# An exercise in walking randomly

## 5 thoughts on “An exercise in walking randomly”

1. Lianxin says:

I took a course on Stochastic Calculus with J. Michael Steele at UPenn. (I remember you said you were gonna teach stat in fall 2010, but never learnt it before)
First of all, $S_n^2-n$ is a martingale,
$E(S_{n+1}^2-(n+1))=\frac12 ((S_n+1)^2-(n+1))+\frac12 ((S_n-1)^2-(n+1))=S_n^2-n$
From Doob stopping time theorem,
$E(S_T^2-T)=E(S_0^2-0)=0$
So
$E(T)=E(S_T^2)=\frac12 N^2+\frac12 N^2=N^2$
I like your series term matching method for solving for $P(T=M)$. I came up with a combinatorial approach that I want to discuss with you.
Let $(\frac{M+N}{2},\frac{M-N}{2})$ denote the event that for a random walk without stopping rules (hallway is infinitely long), there are $\frac{M+N}{2}$ left steps and $\frac{M-N}{2}$ right steps during the first $M$ steps.
$P(T=M, S_T=N) P((\frac{M+N}{2},\frac{M-N}{2})| T=M, S_T=N)=P(T=M, S_T=N| (\frac{M+N}{2},\frac{M-N}{2}) ) P( (\frac{M+N}{2},\frac{M-N}{2}) )$
$P(T=M, S_T=N) = P(T=M, S_T=N| (\frac{M+N}{2},\frac{M-N}{2}) ) C_M^{\frac{M+N}{2}} /2^M$
where $C_X^Y$ is the number of ways to choose $Y$ items from $X$ items.
$P(T=M, S_T=N | (\frac{M+N}{2},\frac{M-N}{2}) )=[C_M^{(M+N)/2}-N(\text{hit }N\text{ before }T)-N(\text{hit }-N\text{ before }T)]/C_M^{(M+N)/2}$
By principle of reflection, $N(\text{hit }-N\text{ before }T)=N(S_T= -3N)=C_M^{M+3N/2}$ for $M\ge3N$. Otherwise it is 0.
$N(\text{hit }N\text{ before }T)$ can be decomposed as $N(S_{T-1}=N+1,\text{ hit }N\text{ before }T)+N(S_{T-1}=N-1,\text{ hit }N\text{ before }T)=C_M^{M+3N/2}/2+N(S_{T-1}=N+1)=C_M^{M+3N/2}/2+C_{M-1}^{(M+N)/2}$
Finally $P(T=M)=2 P(T=M, S_T=N)$

1. I converted formulas to latex (WordPress uses “dollar”latex … “dollar” syntax). Your count of paths is interesting but there are two questionable points. First, the events “hit N before T” and “hit -N before T” are not mutually exclusive. Second, I did not understand your way of counting the number of “hit N before T”.

1. Lianxin says:

Yes thanks for pointing these out! It should be $P(T=M, S_T=N|(\frac{M+N}{2},\frac{M-N}{2}))=[C_M^{\frac{M+N}{2}}-N(\text{hit N before T})-N(\text{hit -N before T})+N(\text{hit both N and -N before T})]/C_M^{\frac{M+N}{2}}$.
$N(\text{hit N before T})=N(S_{T-1}=N+1)+N(S_{T-1}=N-1,\text{ hit N})=2N(S_{T-1}=N+1)=2C_{M-1}^{\frac{M+N}{2}}$
$N(\text{hit -N before T})=N(S_{T}=3N)=C_M^{\frac{M+3N}{2}}$ if $M \ge 3N$.
$N(\text{hit both N and -N before T})=N(S_{T}=5N)=C_M^{\frac{M+5N}{2}}$ if $M \ge 5N$.
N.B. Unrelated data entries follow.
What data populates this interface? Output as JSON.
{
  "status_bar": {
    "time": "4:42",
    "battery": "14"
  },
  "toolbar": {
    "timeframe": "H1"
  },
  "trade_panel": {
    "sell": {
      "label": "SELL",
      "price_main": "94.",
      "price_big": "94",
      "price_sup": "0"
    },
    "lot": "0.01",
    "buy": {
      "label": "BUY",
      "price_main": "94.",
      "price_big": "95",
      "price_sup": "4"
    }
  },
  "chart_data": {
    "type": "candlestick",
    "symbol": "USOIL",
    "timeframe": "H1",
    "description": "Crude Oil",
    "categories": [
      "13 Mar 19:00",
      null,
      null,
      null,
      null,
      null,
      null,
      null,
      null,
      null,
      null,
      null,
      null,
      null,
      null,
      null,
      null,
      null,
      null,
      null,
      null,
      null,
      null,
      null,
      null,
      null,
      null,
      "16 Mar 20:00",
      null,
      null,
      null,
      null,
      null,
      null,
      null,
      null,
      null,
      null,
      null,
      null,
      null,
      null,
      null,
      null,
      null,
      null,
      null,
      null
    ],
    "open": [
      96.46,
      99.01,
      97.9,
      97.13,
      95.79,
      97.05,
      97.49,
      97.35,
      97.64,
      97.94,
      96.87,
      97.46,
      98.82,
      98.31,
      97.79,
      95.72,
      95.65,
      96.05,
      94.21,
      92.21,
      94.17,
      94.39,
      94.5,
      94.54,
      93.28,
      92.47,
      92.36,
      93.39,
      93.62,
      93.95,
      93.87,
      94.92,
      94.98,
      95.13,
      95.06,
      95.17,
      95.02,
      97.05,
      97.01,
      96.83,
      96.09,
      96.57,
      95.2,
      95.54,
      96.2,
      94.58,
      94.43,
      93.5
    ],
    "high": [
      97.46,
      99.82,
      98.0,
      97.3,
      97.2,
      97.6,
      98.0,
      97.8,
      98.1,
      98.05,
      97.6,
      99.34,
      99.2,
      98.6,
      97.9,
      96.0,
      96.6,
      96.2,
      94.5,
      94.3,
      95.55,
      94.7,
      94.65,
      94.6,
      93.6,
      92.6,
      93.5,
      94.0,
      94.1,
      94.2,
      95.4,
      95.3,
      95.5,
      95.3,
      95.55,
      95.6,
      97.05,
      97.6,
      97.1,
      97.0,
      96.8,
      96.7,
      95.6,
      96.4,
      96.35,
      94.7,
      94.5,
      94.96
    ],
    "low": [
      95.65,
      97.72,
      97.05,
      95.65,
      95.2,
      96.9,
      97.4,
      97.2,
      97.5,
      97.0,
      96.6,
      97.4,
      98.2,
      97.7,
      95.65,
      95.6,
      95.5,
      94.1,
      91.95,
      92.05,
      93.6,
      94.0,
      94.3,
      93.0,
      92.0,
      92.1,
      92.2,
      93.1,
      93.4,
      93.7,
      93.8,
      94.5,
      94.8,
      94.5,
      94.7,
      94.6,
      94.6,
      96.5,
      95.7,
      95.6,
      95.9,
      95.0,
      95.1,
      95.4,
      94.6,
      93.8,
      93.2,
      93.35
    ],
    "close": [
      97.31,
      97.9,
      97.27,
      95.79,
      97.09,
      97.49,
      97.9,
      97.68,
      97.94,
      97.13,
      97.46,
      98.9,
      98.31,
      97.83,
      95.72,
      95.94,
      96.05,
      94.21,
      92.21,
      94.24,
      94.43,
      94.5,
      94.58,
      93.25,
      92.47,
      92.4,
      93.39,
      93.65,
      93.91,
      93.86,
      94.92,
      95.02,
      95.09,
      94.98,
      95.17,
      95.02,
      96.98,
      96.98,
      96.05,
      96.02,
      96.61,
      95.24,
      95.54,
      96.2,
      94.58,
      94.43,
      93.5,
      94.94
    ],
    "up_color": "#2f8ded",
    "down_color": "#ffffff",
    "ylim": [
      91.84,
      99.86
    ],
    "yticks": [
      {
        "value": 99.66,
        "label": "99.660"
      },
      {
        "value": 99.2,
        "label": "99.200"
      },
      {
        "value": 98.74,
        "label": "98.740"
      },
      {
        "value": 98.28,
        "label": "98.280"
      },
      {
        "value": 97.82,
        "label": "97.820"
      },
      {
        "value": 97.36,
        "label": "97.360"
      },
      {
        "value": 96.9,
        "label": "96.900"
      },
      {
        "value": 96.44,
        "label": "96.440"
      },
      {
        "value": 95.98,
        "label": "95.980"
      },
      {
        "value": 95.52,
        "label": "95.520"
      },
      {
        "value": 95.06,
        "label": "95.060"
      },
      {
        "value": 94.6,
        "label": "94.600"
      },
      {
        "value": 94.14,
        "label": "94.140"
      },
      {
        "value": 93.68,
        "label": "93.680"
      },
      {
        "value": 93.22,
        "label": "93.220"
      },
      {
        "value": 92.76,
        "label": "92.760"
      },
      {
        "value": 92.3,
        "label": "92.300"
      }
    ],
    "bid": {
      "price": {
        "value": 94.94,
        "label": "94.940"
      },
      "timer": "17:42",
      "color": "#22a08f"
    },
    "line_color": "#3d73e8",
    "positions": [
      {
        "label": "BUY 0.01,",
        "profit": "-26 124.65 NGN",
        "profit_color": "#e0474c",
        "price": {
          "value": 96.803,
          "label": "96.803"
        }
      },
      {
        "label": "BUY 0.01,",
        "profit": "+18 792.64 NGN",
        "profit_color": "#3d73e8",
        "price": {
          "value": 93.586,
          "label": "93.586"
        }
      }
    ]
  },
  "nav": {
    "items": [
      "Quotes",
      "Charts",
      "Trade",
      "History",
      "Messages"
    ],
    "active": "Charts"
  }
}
2. This is meant as a reply to your Nov. 4 7:59pm comment, but WordPress does not seem to allow 4th level replies. The term $C_M^{\frac{M+5N}{2}}$ actually counts only (hits N and then -N before T). Using reflection again, the term (hits -N and then N before T) should be $2*C_{M-1}^{\frac{M+3N}{2}}$. So the total number of walks exiting [-N,N] through N in M steps should be

binomial(M,(M+N)/2)-2*binomial(M-1,(M+N)/2)-binomial(M,(M+3*N)/2)+2*binomial(M-1,(M+3*N)/2)+binomial(M,(M+5*N)/2)
(using Maple notation, since I calculated with Maple).

The convenient test case is N=2, because (for M even) the correct answer is $2^{(M-2)/2}$. The above formula gives correct answer for M=2,4,6,8,10, but for M=12 it returns 34 instead of 32. Why? Apparently, because the events (hits -N and then N before T) and (hits N and then -N before T) are not mutually exclusive. We could try to fix this too, but I’m afraid this is never going to stop.